James abre a porta sem nenhuma dificuldade.

— Entre, passe à tarde comigo hoje — ele pede carinhosamente. — Não é legal negar o convite de um cego — ele brinca.

— E nem se aproveitar da própria cegueira — digo entrando na casa e ele fecha a porta.

— Joe?

— Sr. Cameron.

— Como você cresceu — o pai do James me estende a mão e eu o cumprimento. — Como você está? — ele pergunta educadamente.

— Estou bem e o senhor?

— Poderia está melhor, problemas na empresa — ele balança alguns papéis na outra mão.

— Muito legal pai, mas eu vou levar o Joe para revisitar o meu quarto se você não se incomoda.

— Claro filho, foi um prazer revelo Joe.

— Digo o mesmo Sr.

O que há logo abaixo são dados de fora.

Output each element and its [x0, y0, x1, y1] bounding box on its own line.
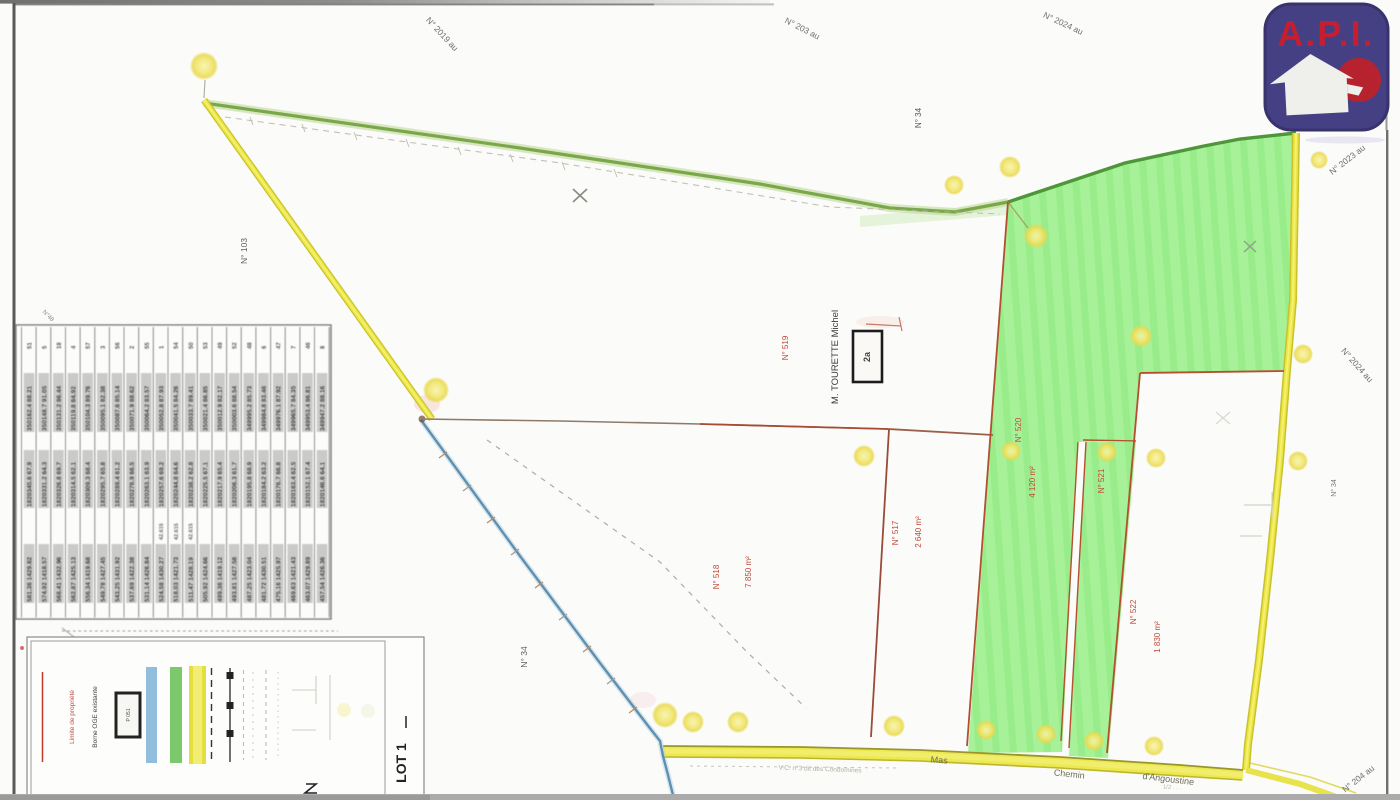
svg-text:56: 56: [116, 342, 122, 349]
svg-text:Mas: Mas: [930, 754, 948, 765]
svg-text:349953.4 86.81: 349953.4 86.81: [305, 385, 312, 431]
svg-text:57: 57: [86, 342, 92, 349]
svg-text:1820257.6 69.2: 1820257.6 69.2: [159, 461, 166, 507]
svg-text:N° 34: N° 34: [519, 646, 529, 668]
svg-text:568.41 1432.96: 568.41 1432.96: [56, 556, 63, 602]
svg-text:1 830 m²: 1 830 m²: [1153, 621, 1162, 653]
svg-text:1820225.5 67.1: 1820225.5 67.1: [202, 461, 209, 507]
svg-text:N° 103: N° 103: [239, 238, 249, 264]
svg-text:2 640 m²: 2 640 m²: [914, 516, 923, 548]
svg-text:1820244.8 64.6: 1820244.8 64.6: [173, 461, 180, 507]
svg-text:47: 47: [277, 342, 283, 349]
svg-text:350021.4 86.85: 350021.4 86.85: [202, 385, 209, 431]
svg-text:1820326.8 69.7: 1820326.8 69.7: [56, 461, 63, 507]
svg-text:49: 49: [218, 342, 224, 349]
svg-text:2a: 2a: [862, 351, 872, 362]
svg-text:46: 46: [306, 342, 312, 349]
svg-text:349965.7 84.35: 349965.7 84.35: [290, 385, 297, 431]
svg-text:350033.7 89.41: 350033.7 89.41: [188, 385, 195, 431]
svg-text:7 850 m²: 7 850 m²: [744, 556, 753, 588]
svg-text:457.54 1426.36: 457.54 1426.36: [320, 556, 327, 602]
svg-text:531.14 1426.84: 531.14 1426.84: [144, 556, 151, 602]
svg-text:562.87 1425.13: 562.87 1425.13: [71, 556, 78, 602]
svg-text:349947.2 88.16: 349947.2 88.16: [320, 385, 327, 431]
svg-text:350104.3 89.76: 350104.3 89.76: [85, 385, 92, 431]
svg-text:349995.2 85.73: 349995.2 85.73: [246, 385, 253, 431]
svg-text:1820195.8 68.9: 1820195.8 68.9: [246, 461, 253, 507]
svg-text:M. TOURETTE Michel: M. TOURETTE Michel: [830, 310, 841, 404]
svg-text:Limite de propriété: Limite de propriété: [69, 690, 76, 744]
svg-text:537.69 1422.38: 537.69 1422.38: [129, 556, 136, 602]
svg-text:Borne OGE existante: Borne OGE existante: [92, 686, 99, 748]
svg-text:518.03 1421.73: 518.03 1421.73: [173, 556, 180, 602]
svg-text:543.25 1431.92: 543.25 1431.92: [115, 556, 122, 602]
svg-text:N° 522: N° 522: [1129, 599, 1138, 624]
svg-text:LOT 1: LOT 1: [393, 743, 409, 783]
svg-text:349984.8 83.46: 349984.8 83.46: [261, 385, 268, 431]
svg-text:463.07 1429.89: 463.07 1429.89: [305, 556, 312, 602]
svg-text:51: 51: [28, 342, 34, 349]
svg-text:487.25 1423.04: 487.25 1423.04: [246, 556, 253, 602]
svg-text:350003.6 88.54: 350003.6 88.54: [232, 385, 239, 431]
svg-text:475.16 1425.97: 475.16 1425.97: [276, 556, 283, 602]
svg-text:1820152.1 67.4: 1820152.1 67.4: [305, 461, 312, 507]
svg-text:1820331.2 64.3: 1820331.2 64.3: [41, 461, 48, 507]
svg-text:54: 54: [174, 342, 180, 349]
svg-text:350095.1 82.38: 350095.1 82.38: [100, 385, 107, 431]
svg-text:N° 517: N° 517: [891, 520, 900, 545]
svg-text:A.P.I.: A.P.I.: [1277, 13, 1374, 54]
svg-text:1/2 . . .: 1/2 . . .: [1163, 785, 1182, 792]
svg-text:1820206.3 61.7: 1820206.3 61.7: [232, 461, 239, 507]
svg-text:42.615: 42.615: [189, 523, 195, 540]
svg-text:581.36 1429.82: 581.36 1429.82: [27, 556, 34, 602]
svg-text:55: 55: [145, 342, 151, 349]
svg-text:N° 518: N° 518: [712, 564, 721, 589]
svg-text:1820345.6 67.9: 1820345.6 67.9: [27, 461, 34, 507]
svg-text:N° 34: N° 34: [914, 107, 923, 128]
svg-text:556.34 1419.68: 556.34 1419.68: [85, 556, 92, 602]
svg-text:1820314.5 62.1: 1820314.5 62.1: [71, 461, 78, 507]
svg-text:50: 50: [189, 342, 195, 349]
svg-text:1820217.9 65.4: 1820217.9 65.4: [217, 461, 224, 507]
svg-text:4 120 m²: 4 120 m²: [1028, 466, 1037, 498]
svg-text:42.615: 42.615: [159, 523, 165, 540]
svg-text:P 051: P 051: [126, 708, 132, 721]
svg-text:350071.9 88.62: 350071.9 88.62: [129, 385, 136, 431]
svg-text:42.615: 42.615: [174, 523, 180, 540]
svg-text:53: 53: [203, 342, 209, 349]
svg-text:N° 521: N° 521: [1097, 468, 1106, 493]
svg-text:1820146.6 64.1: 1820146.6 64.1: [320, 461, 327, 507]
svg-text:350064.2 83.57: 350064.2 83.57: [144, 385, 151, 431]
svg-text:350131.2 86.44: 350131.2 86.44: [56, 385, 63, 431]
svg-text:48: 48: [247, 342, 253, 349]
svg-text:549.78 1427.45: 549.78 1427.45: [100, 556, 107, 602]
svg-text:N° 34: N° 34: [1330, 479, 1338, 497]
svg-text:N° 520: N° 520: [1014, 417, 1023, 442]
svg-text:574.92 1418.57: 574.92 1418.57: [41, 556, 48, 602]
svg-text:1820184.2 63.2: 1820184.2 63.2: [261, 461, 268, 507]
svg-text:499.36 1419.12: 499.36 1419.12: [217, 556, 224, 602]
svg-text:349976.1 87.92: 349976.1 87.92: [276, 385, 283, 431]
svg-text:1820276.9 66.5: 1820276.9 66.5: [129, 461, 136, 507]
svg-text:350087.6 85.14: 350087.6 85.14: [115, 385, 122, 431]
svg-text:481.72 1430.51: 481.72 1430.51: [261, 556, 268, 602]
svg-text:493.81 1427.58: 493.81 1427.58: [232, 556, 239, 602]
svg-text:511.47 1428.19: 511.47 1428.19: [188, 557, 195, 602]
svg-text:1820263.1 63.9: 1820263.1 63.9: [144, 461, 151, 507]
svg-text:350052.8 87.93: 350052.8 87.93: [159, 385, 166, 431]
svg-text:N° 519: N° 519: [781, 335, 790, 360]
svg-text:350012.9 82.17: 350012.9 82.17: [217, 385, 224, 431]
svg-text:1820176.7 66.8: 1820176.7 66.8: [276, 461, 283, 507]
svg-text:52: 52: [233, 342, 239, 349]
svg-text:350148.7 91.05: 350148.7 91.05: [41, 385, 48, 431]
svg-text:350162.4 88.21: 350162.4 88.21: [27, 385, 34, 431]
svg-text:1820309.3 68.4: 1820309.3 68.4: [85, 461, 92, 507]
svg-text:350119.8 84.92: 350119.8 84.92: [71, 386, 78, 431]
svg-text:505.92 1424.66: 505.92 1424.66: [202, 556, 209, 602]
svg-text:1820163.4 62.5: 1820163.4 62.5: [290, 461, 297, 507]
svg-text:1820295.7 65.8: 1820295.7 65.8: [100, 461, 107, 507]
svg-text:350041.5 84.26: 350041.5 84.26: [173, 385, 180, 431]
svg-text:1820238.2 62.8: 1820238.2 62.8: [188, 461, 195, 507]
svg-text:18: 18: [57, 342, 63, 349]
svg-text:469.63 1421.43: 469.63 1421.43: [290, 556, 297, 602]
svg-text:524.58 1430.27: 524.58 1430.27: [159, 556, 166, 602]
svg-text:1820288.4 61.2: 1820288.4 61.2: [115, 461, 122, 507]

Cameron.

— Vem Joe — James me chama e começa a subir as escadas, vou logo atrás dele.

Ele abre a segunda porta a direita e entra.

— Seja bem vindo ao meu quarto — ele diz se jogando na cama.

Quando entro no quarto, vejo que as paredes continuam com a mesma tonalidade de azul, mas agora o quarto tem uma cama maior, uma escrivaninha grande e alguns livros nas prateleiras.

— Espero que não se assuste com a bagunça, como eu de disse nós chegamos ontem então...

— Não, tudo bem.

— Me desculpe, sentasse aqui, por favor — ele se levanta se sentando na cama e deixando um espaço para que eu também possa me sentar. — Você deve ter mudado muito nesse tempo em que ficamos longe um do outro, será que eu posso ver o seu rosto? Quero dizer, toca-lo para saber como você ficou depois de sete anos — ele sorri.

— Sim — a palavra sai como um sussurro, não sei explicar o porquê.

Ele se aproxima de mim e o ritmo da minha respiração aumenta. Ele passa suas mãos delicadamente entre os meus cabelos, depois elas se esparramam pela minha testa, passam pelos meus olhos com mais sutileza ainda, descem pelas minhas bochechas, encontram meu nariz e depois o meu queixo e por último, os seus dedos tocam os meus lábios lentamente. Continuo com o corpo imóvel, mas o meu coração saltita forte dentro do meu peito. James chega ainda mais perto e inala o meu perfume.

— Adorei essa sua fragrância — ele sussurra perto do meu ouvido.

Com um impulso espontâneo me levanto da cama.

— Percebi que você ficou muito bonito — ele me elogia.

— Você também — fico ainda mais envergonhado ao dizer isso.

— Você deve ter muitas pretendentes — ele brinca.

Por algum motivo não consigo reagir. Eu sou gay e não consigo dizer isso para ele. Respiro fundo e tento mudar o foco da conversa o mais rápido possível. Observo o seu quarto mais uma vez e acho algo fascinante em cima da sua escrivaninha.